Urban planning, of course, often takes a long time to detail and implement! How do you think the kinds of community planning tools you use could be extended throughout the life of a development?
Nick: That's a key point. We've been working with the city council here on an urban design framework, which would form local level supplementary design policies. It's complicated. But this is why I think the making comes in, because there's an opportunity for us to engage in the landscape, and put things in place that allow that conversation to continue through active processes of engaged community making, in and about place.
In the Lewes project, we made individual videos that told stories about various elements of the kids’ ideas. We got asked to present them back to the neighbourhood planning team and to Nick Clegg, who was the Deputy Prime Minister then. This to me is an interesting idea of a legacy. A couple of our AHRC-connected community events are looking at how digital storytelling could be repositioned into a public format.

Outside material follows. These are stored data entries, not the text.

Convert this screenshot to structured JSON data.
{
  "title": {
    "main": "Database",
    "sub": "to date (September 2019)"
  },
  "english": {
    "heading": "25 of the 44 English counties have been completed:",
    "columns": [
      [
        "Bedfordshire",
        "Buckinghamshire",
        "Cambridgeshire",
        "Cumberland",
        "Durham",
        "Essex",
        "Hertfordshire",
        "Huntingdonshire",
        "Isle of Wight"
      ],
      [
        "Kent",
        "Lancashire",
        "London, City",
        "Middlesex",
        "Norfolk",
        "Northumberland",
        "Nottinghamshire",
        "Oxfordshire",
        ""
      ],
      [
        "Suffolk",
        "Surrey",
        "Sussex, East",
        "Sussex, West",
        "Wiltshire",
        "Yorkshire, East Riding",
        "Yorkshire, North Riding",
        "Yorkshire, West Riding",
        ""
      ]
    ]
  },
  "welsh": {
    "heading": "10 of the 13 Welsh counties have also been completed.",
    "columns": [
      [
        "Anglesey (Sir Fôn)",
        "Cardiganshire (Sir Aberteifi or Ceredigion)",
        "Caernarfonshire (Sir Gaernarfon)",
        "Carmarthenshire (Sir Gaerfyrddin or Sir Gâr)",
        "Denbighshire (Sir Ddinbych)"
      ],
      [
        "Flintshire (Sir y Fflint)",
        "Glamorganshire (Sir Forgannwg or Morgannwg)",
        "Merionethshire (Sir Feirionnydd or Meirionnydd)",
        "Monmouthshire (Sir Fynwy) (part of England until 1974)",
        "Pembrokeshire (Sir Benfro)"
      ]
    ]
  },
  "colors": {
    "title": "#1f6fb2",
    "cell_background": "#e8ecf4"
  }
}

Can digital tools also support the evolution of a place as it changes - as its story evolves?
Joe: I'm interested in that. I've been offered a funded PhD to look at how you could have a digital model that could be used by professionals and the public alike to develop a sense of place. It's essentially utilising tools the professionals use currently - so like Minecraft, but more grown-up! A constantly evolving model that sits between the public and the architects, that remains a resource throughout the whole process.
Nick: There's a lot of literature around how 3D modelling and things like that do provide a quality interaction, where people can start to see things emerge. Joe's work adds a mediation where the public begin to participate in the fabrication and the ongoing redevelopment of those things. It’s the notion that a developer's view of the place is the starting point - where the game starts. That’s potentially really powerful.
That’s an interesting point; do you think, then, that this digital world can help to track or measure the value that storytelling is adding to placemaking?
Joe: You can actually capture the storytelling process through different apps. You can also measure in more traditional ways, such as showing the numbers of people who turned up to the workshops.
Nick: Because it’s digital, it's a simple notion that you can create a vision and share it with X amount of people. It’s quantifiable and robust - ‘X amount of people like this’ is the obvious one. But equally, you can follow people’s views on things. It's a credible way to track.
What’s interesting about augmented reality is that data about people's explorations and ideas, their shifting and changing cultural perceptions, could be deposited or embedded in the place and readable on smart phones in a way that's accessible and measurable. You could be in a space and have that legacy of people's involvement there. It’s potentially powerful in terms of measuring the value of investment: where things have come from and who made the ideas. To look back and say, "500 people came together one day and you can see where their idea came from” - we can make that tangible with these methods.
Finally, if you were to give one piece of advice to placemakers, what would it be?
Nick: I think it's finding methods that make it very easy for people to explore diverse ways to think creatively about place. Looking for those trigger points to get something that's more meaningful, rather than getting fixed into polarised behaviour.
Joe: I reckon just make it as fun, messy and approachable as possible. If you make it easy to use, you will engage a wider range of people.